When really all you're looking to do is change some metadata about how the ops in the original list work. But a recording API that lets you realize youre building a display list and make rational operations on it doesn't make sense for a raster API, so it pretends like that's all it is right now. If we just want an SkCanvas API we can allow going paint->raster->paint but I want something better so we get better performant, and more understandable code.

[Victor Miura]

Right, agree with that.  The SkCanvas interface is kind of overloaded between a recording canvas, and one that rasters pixels.  But the PaintCanvas can be more clearly "recordable APIs only".

 

The result of the paint->raster->paint has led us to do things like

a) Build a display list

b) Raster it into an SkPicture

c) Add that SkPicture into another display list.

When really all you're looking to do is change some metadata about how the ops in the original list work.

Partly I guess that's because display lists and SkPictures were different things, and there wasn't a way to reference display list (a) directly in display list (c) other than via (b).

With CDL I think we want "playback" to an SkCanvas to be the end of our pipeline and there will be no way back from SkCanvas to PaintRecords.

Currently playing back the display list into a PaintCanvas provides an abstraction we depend on, not only what I mentioned above (raster via Skia in-process or via serializing PaintRecords through a command buffer can be abstracted).  We use this playback model today for several passes (solid color analysis, extracting image metadata, skipping images for low-rez tiles).

We're still doing those passes with an SkCanvas today but will want to do it with a PaintCanvas once we start customizing things.  Playback to PaintCanvas provides a consistent way to iterate ops from multiple sources, and maintain the clip/layer stack and CTM, which the passes need.  In the fullness of time I think we want to change those passes, but I think we'll be thoughtful about what that looks like, and where that sits on the order of things to do.

[dan...@chromium.org]

Right and these all seem super suboptimal to have to pretend to "raster" and then intercept draw calls in order to walk over the elements in the list. Once the paint ops are visible we can simply walk thru them as needed, or just skip commands (like low-res tiles).

 

We're still doing those passes with an SkCanvas today but will want to do it with a PaintCanvas once we start customizing things. 

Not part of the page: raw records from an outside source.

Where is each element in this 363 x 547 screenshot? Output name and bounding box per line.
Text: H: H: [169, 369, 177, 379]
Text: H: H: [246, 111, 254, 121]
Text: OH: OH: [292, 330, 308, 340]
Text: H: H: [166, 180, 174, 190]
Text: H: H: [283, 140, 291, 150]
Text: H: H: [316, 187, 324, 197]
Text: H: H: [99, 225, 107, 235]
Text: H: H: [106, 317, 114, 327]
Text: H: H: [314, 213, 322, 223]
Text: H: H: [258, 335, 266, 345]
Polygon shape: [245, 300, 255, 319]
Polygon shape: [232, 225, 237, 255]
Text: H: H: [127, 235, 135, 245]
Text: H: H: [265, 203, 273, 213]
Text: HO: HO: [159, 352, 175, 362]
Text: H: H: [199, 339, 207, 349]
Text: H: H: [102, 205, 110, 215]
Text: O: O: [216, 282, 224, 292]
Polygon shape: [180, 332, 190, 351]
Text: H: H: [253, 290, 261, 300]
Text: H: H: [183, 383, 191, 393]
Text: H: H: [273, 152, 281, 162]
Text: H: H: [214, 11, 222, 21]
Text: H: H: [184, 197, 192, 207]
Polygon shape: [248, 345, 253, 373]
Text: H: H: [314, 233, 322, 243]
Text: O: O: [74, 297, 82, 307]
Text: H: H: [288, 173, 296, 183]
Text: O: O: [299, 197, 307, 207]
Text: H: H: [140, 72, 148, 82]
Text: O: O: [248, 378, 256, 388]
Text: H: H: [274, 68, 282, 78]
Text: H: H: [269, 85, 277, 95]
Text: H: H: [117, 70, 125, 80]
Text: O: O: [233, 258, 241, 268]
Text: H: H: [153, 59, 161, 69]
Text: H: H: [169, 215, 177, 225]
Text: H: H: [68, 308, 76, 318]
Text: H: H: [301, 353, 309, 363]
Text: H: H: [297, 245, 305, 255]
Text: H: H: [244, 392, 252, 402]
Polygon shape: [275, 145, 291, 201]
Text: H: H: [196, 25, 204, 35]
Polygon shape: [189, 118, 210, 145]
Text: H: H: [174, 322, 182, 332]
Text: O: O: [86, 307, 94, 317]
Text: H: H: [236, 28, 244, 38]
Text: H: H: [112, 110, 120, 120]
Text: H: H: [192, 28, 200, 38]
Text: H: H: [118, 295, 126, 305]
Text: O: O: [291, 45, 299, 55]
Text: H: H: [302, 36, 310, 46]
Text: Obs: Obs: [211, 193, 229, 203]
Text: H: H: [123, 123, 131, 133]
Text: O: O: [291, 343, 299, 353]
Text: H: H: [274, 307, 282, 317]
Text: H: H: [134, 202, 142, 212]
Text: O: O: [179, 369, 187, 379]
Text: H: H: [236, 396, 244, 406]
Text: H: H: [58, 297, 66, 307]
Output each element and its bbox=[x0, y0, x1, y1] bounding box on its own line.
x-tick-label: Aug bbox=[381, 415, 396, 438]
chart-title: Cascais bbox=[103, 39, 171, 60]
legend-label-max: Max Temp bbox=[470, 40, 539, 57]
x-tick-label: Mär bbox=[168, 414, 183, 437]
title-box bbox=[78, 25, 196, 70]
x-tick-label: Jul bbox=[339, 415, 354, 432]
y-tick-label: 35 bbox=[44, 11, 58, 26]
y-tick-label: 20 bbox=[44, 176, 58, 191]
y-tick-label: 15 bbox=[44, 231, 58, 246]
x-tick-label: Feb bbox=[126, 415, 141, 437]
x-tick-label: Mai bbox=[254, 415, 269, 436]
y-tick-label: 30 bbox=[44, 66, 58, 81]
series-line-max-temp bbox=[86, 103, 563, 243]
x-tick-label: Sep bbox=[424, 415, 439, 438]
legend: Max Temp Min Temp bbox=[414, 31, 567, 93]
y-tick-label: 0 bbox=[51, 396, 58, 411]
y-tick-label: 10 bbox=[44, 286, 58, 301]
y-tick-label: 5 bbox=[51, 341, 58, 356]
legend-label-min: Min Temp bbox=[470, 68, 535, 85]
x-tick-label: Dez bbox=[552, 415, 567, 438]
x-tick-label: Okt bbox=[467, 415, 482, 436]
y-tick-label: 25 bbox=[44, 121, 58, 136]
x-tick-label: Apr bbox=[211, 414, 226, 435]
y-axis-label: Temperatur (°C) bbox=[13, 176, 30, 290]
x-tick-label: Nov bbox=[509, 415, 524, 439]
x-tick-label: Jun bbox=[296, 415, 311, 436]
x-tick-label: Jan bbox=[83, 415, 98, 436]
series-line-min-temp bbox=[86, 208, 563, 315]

I don't think this part holds, as this requires is to raster thru a PaintCanvas again. They will stay SkCanvas as they are part of raster, until we move the logic earlier and do it before rastering. At that point we won't be intercepting raster and won't be using any canvas-like APIs to intercept/override.

Playback to PaintCanvas provides a consistent way to iterate ops from multiple sources, and maintain the clip/layer stack and CTM, which the passes need.

We'd have to reproduce the SkCanvas logic of maintaining a clip/transform to do this with PaintCanvas, and I think we should just do this outside of canvas in the code that walks thru and initiates raster of each operation. I don't see what PaintCanvas is providing here when it's no longer SkCanvas, and it would force the APIs to remain the same(ish)?